Vestiram-me outra vez, e me acariciaram por cima do tecido sedoso antes de o erguerem aos puxões. Arrancaram minha calcinha num puxão só, sem cerimônia, e a deixaram pendurada num tornozelo. Gerardo se sentou na beirada da cama e me fez montá-lo de frente, me empalando em seu pau com uma única descida que me arrancou um longo arquejo. Esteban me empurrou pelos ombros até eu me curvar sobre o peito de Gerardo, abriu minhas nádegas com as duas mãos, cuspiu nos dedos e me besuntou bem o cu antes de me meter por trás, devagar, centímetro a centímetro, enquanto eu mordia o pescoço de Gerardo para não gritar.

Eu sentia os dois ao mesmo tempo, um no cu e outro no sexo, separados apenas pela carne fina que os dividia por dentro. Começaram a se mover alternados, um entrando quando o outro saía, num ritmo que fomos encontrando entre os três, sem que nenhum saísse.

—Mais pressão, os dois — eu pedia, com o rosto afundado no ombro de quem estava à minha frente—. Bem fundo. Me rasguem entre os dois, não parem.

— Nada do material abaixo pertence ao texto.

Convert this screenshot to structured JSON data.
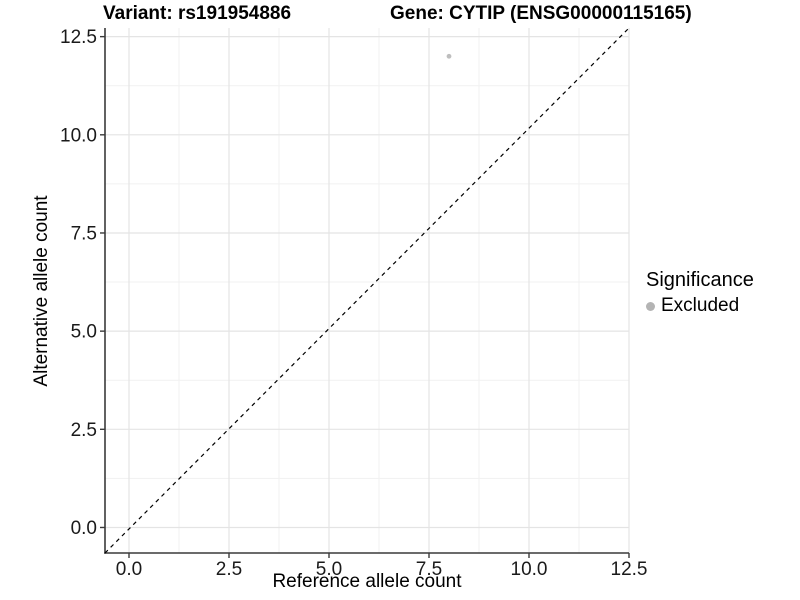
{
  "titles": {
    "variant": "Variant: rs191954886",
    "gene": "Gene: CYTIP (ENSG00000115165)"
  },
  "chart_data": {
    "type": "scatter",
    "title_left": "Variant: rs191954886",
    "title_right": "Gene: CYTIP (ENSG00000115165)",
    "xlabel": "Reference allele count",
    "ylabel": "Alternative allele count",
    "xlim": [
      -0.6,
      12.5
    ],
    "ylim": [
      -0.65,
      12.72
    ],
    "x_ticks": [
      0,
      2.5,
      5,
      7.5,
      10,
      12.5
    ],
    "y_ticks": [
      0,
      2.5,
      5,
      7.5,
      10,
      12.5
    ],
    "x_tick_labels": [
      "0.0",
      "2.5",
      "5.0",
      "7.5",
      "10.0",
      "12.5"
    ],
    "y_tick_labels": [
      "0.0",
      "2.5",
      "5.0",
      "7.5",
      "10.0",
      "12.5"
    ],
    "x_minor_ticks": [
      1.25,
      3.75,
      6.25,
      8.75,
      11.25
    ],
    "y_minor_ticks": [
      1.25,
      3.75,
      6.25,
      8.75,
      11.25
    ],
    "grid": "major+minor",
    "identity_line": {
      "equation": "y = x",
      "style": "dashed",
      "color": "#000000"
    },
    "series": [
      {
        "name": "Excluded",
        "color": "#bebebe",
        "points": [
          {
            "x": 8,
            "y": 12
          }
        ]
      }
    ],
    "legend": {
      "title": "Significance",
      "position": "right",
      "items": [
        {
          "label": "Excluded",
          "color": "#b4b4b4"
        }
      ]
    }
  },
  "style": {
    "background": "#ffffff",
    "grid_major_color": "#e4e4e4",
    "grid_minor_color": "#f1f1f1",
    "axis_color": "#3a3a3a",
    "tick_label_color": "#1a1a1a",
    "title_color": "#000000"
  }
}
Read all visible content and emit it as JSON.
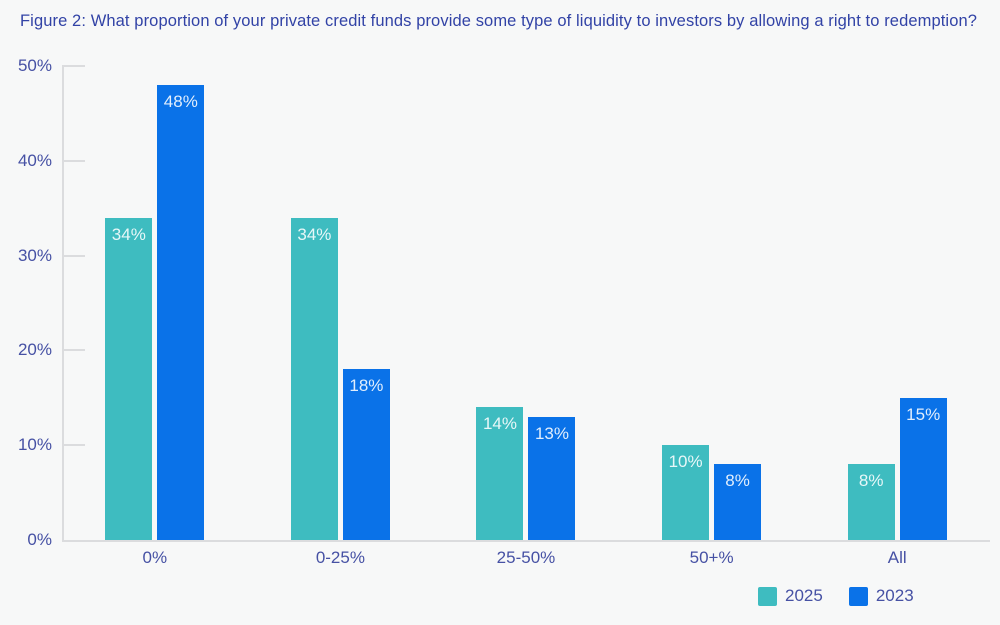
{
  "colors": {
    "background": "#F7F8F8",
    "title_text": "#3243A6",
    "axis_text": "#4651A4",
    "axis_line": "#DBDCDE",
    "bar_label_text": "rgba(255,255,255,0.88)"
  },
  "chart_data": {
    "type": "bar",
    "title": "Figure 2: What proportion of your private credit funds provide some type of liquidity to investors by allowing a right to redemption?",
    "categories": [
      "0%",
      "0-25%",
      "25-50%",
      "50+%",
      "All"
    ],
    "series": [
      {
        "name": "2025",
        "color": "#3EBCC0",
        "values": [
          34,
          34,
          14,
          10,
          8
        ]
      },
      {
        "name": "2023",
        "color": "#0A72E8",
        "values": [
          48,
          18,
          13,
          8,
          15
        ]
      }
    ],
    "ylim": [
      0,
      50
    ],
    "yticks": [
      0,
      10,
      20,
      30,
      40,
      50
    ],
    "ytick_suffix": "%",
    "value_suffix": "%",
    "grid": false,
    "legend_position": "bottom-right"
  }
}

Eles mordiam meu pescoço, arranhavam minhas costas, puxavam meus quadris com uma força que eu devolvia cravando as unhas nas coxas e nos braços deles. Mordi o peito de Gerardo até deixar a marca dos dentes, e deixei que Esteban marcasse minhas costas com mordidas que subiam da cintura até a nuca. Afastei mais as pernas e os dois ganharam aquele centímetro que me faltava, enterrando-se até os ovos cada um do seu lado. Eu os interrompi por um instante, quietos dentro de mim, sentindo os paus pulsarem no mesmo compasso, separados por milímetros, e isso bastou para que se descontrolassem. Começaram a me bombear ao mesmo tempo, sem ritmo, cada um buscando o seu, até se esvaziarem juntos com uma última investida tremenda que me encheu por diante e por trás, com o gozo escorrendo pelas minhas coxas, e me arrancou um grito rouco que ficou preso na garganta. Fiquei imóvel, sentada no colo de Gerardo, ainda com os dois dentro, sentindo os paus deles encolherem enquanto o sêmen morno deslizava entre minhas pernas até encharcar o lençol.

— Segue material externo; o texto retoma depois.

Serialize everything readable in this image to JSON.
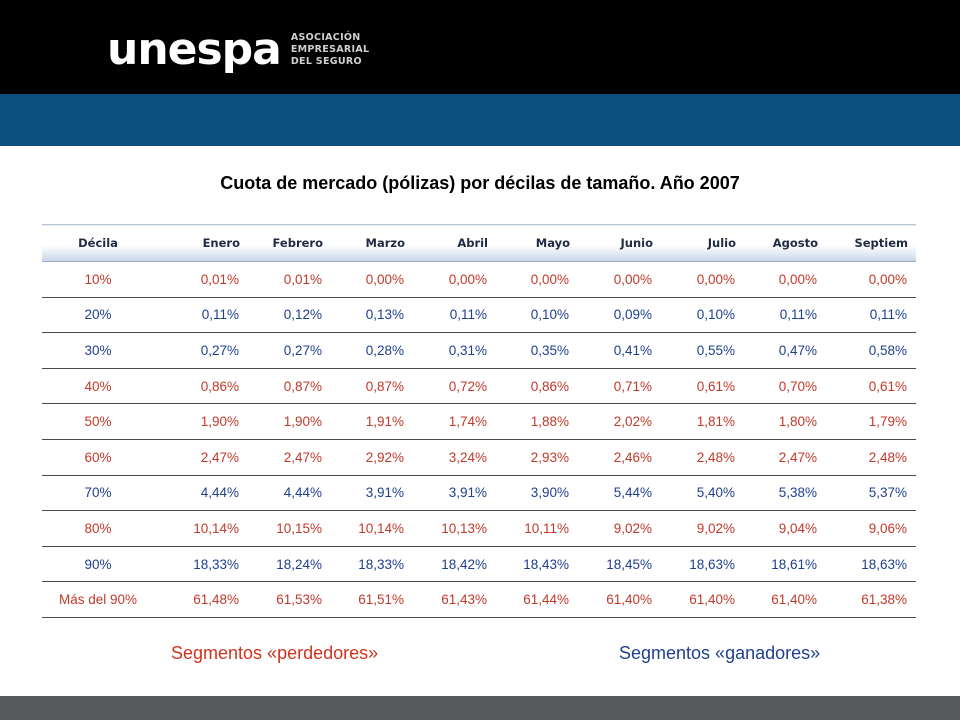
{
  "header": {
    "brand": "unespa",
    "brand_sub": [
      "ASOCIACIÓN",
      "EMPRESARIAL",
      "DEL SEGURO"
    ]
  },
  "colors": {
    "top_bar": "#000000",
    "accent_bar": "#0b4f7f",
    "bottom_bar": "#58595b",
    "red_text": "#c0392b",
    "blue_text": "#1f3f8f"
  },
  "slide": {
    "title": "Cuota de mercado (pólizas) por décilas de tamaño. Año 2007"
  },
  "table": {
    "columns": [
      "Décila",
      "Enero",
      "Febrero",
      "Marzo",
      "Abril",
      "Mayo",
      "Junio",
      "Julio",
      "Agosto",
      "Septiem"
    ],
    "rows": [
      [
        "10%",
        "0,01%",
        "0,01%",
        "0,00%",
        "0,00%",
        "0,00%",
        "0,00%",
        "0,00%",
        "0,00%",
        "0,00%"
      ],
      [
        "20%",
        "0,11%",
        "0,12%",
        "0,13%",
        "0,11%",
        "0,10%",
        "0,09%",
        "0,10%",
        "0,11%",
        "0,11%"
      ],
      [
        "30%",
        "0,27%",
        "0,27%",
        "0,28%",
        "0,31%",
        "0,35%",
        "0,41%",
        "0,55%",
        "0,47%",
        "0,58%"
      ],
      [
        "40%",
        "0,86%",
        "0,87%",
        "0,87%",
        "0,72%",
        "0,86%",
        "0,71%",
        "0,61%",
        "0,70%",
        "0,61%"
      ],
      [
        "50%",
        "1,90%",
        "1,90%",
        "1,91%",
        "1,74%",
        "1,88%",
        "2,02%",
        "1,81%",
        "1,80%",
        "1,79%"
      ],
      [
        "60%",
        "2,47%",
        "2,47%",
        "2,92%",
        "3,24%",
        "2,93%",
        "2,46%",
        "2,48%",
        "2,47%",
        "2,48%"
      ],
      [
        "70%",
        "4,44%",
        "4,44%",
        "3,91%",
        "3,91%",
        "3,90%",
        "5,44%",
        "5,40%",
        "5,38%",
        "5,37%"
      ],
      [
        "80%",
        "10,14%",
        "10,15%",
        "10,14%",
        "10,13%",
        "10,11%",
        "9,02%",
        "9,02%",
        "9,04%",
        "9,06%"
      ],
      [
        "90%",
        "18,33%",
        "18,24%",
        "18,33%",
        "18,42%",
        "18,43%",
        "18,45%",
        "18,63%",
        "18,61%",
        "18,63%"
      ],
      [
        "Más del 90%",
        "61,48%",
        "61,53%",
        "61,51%",
        "61,43%",
        "61,44%",
        "61,40%",
        "61,40%",
        "61,40%",
        "61,38%"
      ]
    ],
    "row_colors": [
      "red",
      "blue",
      "blue",
      "red",
      "red",
      "red",
      "blue",
      "red",
      "blue",
      "red"
    ]
  },
  "segments": {
    "losers": "Segmentos «perdedores»",
    "winners": "Segmentos «ganadores»"
  }
}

Desabamos os três no tapete, destruídos, rindo dos hematomas e arranhões como se fossem troféus de guerra.

—Desculpa pelas marcas — disse Esteban, beijando cada arranhão e cada mordida—. Encarem como medalhas de batalha.

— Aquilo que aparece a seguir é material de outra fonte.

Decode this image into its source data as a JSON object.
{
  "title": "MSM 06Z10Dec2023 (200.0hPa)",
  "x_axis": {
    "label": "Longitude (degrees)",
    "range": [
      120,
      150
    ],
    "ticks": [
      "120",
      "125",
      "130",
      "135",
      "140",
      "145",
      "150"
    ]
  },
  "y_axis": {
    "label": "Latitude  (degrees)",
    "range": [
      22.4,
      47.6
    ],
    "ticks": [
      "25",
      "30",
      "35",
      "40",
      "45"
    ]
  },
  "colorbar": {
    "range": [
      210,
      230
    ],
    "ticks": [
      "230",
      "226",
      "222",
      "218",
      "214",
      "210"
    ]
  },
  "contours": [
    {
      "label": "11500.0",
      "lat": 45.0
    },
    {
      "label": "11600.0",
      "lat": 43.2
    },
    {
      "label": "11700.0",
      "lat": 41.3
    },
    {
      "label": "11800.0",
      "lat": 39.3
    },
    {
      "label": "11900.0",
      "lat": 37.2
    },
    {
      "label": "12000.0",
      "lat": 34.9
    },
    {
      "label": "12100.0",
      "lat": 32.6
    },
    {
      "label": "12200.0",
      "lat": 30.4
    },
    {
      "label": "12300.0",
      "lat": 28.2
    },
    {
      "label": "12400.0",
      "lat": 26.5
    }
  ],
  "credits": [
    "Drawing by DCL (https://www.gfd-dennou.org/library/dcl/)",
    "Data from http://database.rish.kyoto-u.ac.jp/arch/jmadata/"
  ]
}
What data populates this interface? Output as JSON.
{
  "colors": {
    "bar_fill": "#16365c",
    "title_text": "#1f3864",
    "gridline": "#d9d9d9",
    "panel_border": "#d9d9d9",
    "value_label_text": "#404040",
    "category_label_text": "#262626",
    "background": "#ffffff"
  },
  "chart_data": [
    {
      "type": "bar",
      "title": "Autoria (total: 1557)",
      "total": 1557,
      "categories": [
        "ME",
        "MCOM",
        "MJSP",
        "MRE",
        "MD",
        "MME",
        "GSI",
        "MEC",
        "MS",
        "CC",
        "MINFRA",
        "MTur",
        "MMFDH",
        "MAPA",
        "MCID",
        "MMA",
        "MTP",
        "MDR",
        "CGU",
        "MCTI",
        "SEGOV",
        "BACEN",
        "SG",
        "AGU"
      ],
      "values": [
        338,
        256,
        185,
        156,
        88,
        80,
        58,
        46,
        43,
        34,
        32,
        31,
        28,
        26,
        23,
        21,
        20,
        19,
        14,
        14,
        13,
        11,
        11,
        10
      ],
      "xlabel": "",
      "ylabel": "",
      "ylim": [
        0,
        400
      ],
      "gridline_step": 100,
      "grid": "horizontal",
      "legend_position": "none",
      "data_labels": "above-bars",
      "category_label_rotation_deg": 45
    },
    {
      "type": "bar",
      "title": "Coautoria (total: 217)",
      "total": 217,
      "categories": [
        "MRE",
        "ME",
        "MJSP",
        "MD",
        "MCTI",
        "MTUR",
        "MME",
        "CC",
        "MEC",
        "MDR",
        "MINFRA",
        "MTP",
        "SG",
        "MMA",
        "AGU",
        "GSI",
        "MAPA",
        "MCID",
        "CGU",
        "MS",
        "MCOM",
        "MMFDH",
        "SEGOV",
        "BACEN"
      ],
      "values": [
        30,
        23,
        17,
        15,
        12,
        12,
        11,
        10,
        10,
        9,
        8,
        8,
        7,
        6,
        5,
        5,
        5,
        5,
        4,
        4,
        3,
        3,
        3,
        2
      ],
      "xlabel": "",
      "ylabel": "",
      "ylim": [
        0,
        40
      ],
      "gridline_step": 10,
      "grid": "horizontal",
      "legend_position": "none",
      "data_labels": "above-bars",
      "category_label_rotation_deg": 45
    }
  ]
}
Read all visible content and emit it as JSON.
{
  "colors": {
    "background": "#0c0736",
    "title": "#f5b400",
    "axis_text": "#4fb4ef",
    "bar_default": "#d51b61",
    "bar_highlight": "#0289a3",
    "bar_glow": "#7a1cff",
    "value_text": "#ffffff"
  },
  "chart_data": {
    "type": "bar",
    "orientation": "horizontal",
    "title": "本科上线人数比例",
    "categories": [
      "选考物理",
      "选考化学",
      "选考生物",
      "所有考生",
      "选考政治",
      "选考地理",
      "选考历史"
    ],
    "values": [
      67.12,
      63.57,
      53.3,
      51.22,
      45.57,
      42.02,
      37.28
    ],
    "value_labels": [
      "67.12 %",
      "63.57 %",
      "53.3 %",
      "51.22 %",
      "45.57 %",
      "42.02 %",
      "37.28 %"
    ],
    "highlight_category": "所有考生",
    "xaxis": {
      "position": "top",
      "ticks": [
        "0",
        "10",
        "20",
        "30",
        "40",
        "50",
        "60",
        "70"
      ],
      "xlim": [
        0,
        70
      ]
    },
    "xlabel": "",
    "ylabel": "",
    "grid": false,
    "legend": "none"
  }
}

—Vocês também vão ter algumas que explicar — respondi, percorrendo com beijos as próprias feridas deles, demorando bastante nas que eu mesma tinha deixado.

Preparei um café e ficamos conversando até clarear, com o sêmen ainda secando sobre a pele e sem vontade de nos lavar, lembrando como tudo tinha começado naquele gabinete, com uma secretária desabotoadora da minha blusa e um diretor que dizia querer apenas melhorar o ambiente da empresa.

—Você se sente completa? — me perguntou Esteban antes de dormir, com meu peito perto da boca dele.

—Por enquanto — eu disse, acariciando seu cabelo—. A gente sempre quer um pouco mais.

E na sexta-feira no escritório, com o pescoço coberto para esconder as mordidas e um sorriso que Carmela me lançou de lado sem se atrever a perguntar, soube que a ideia de Ingrid ia ter um futuro muito mais longo do que ela jamais imaginou.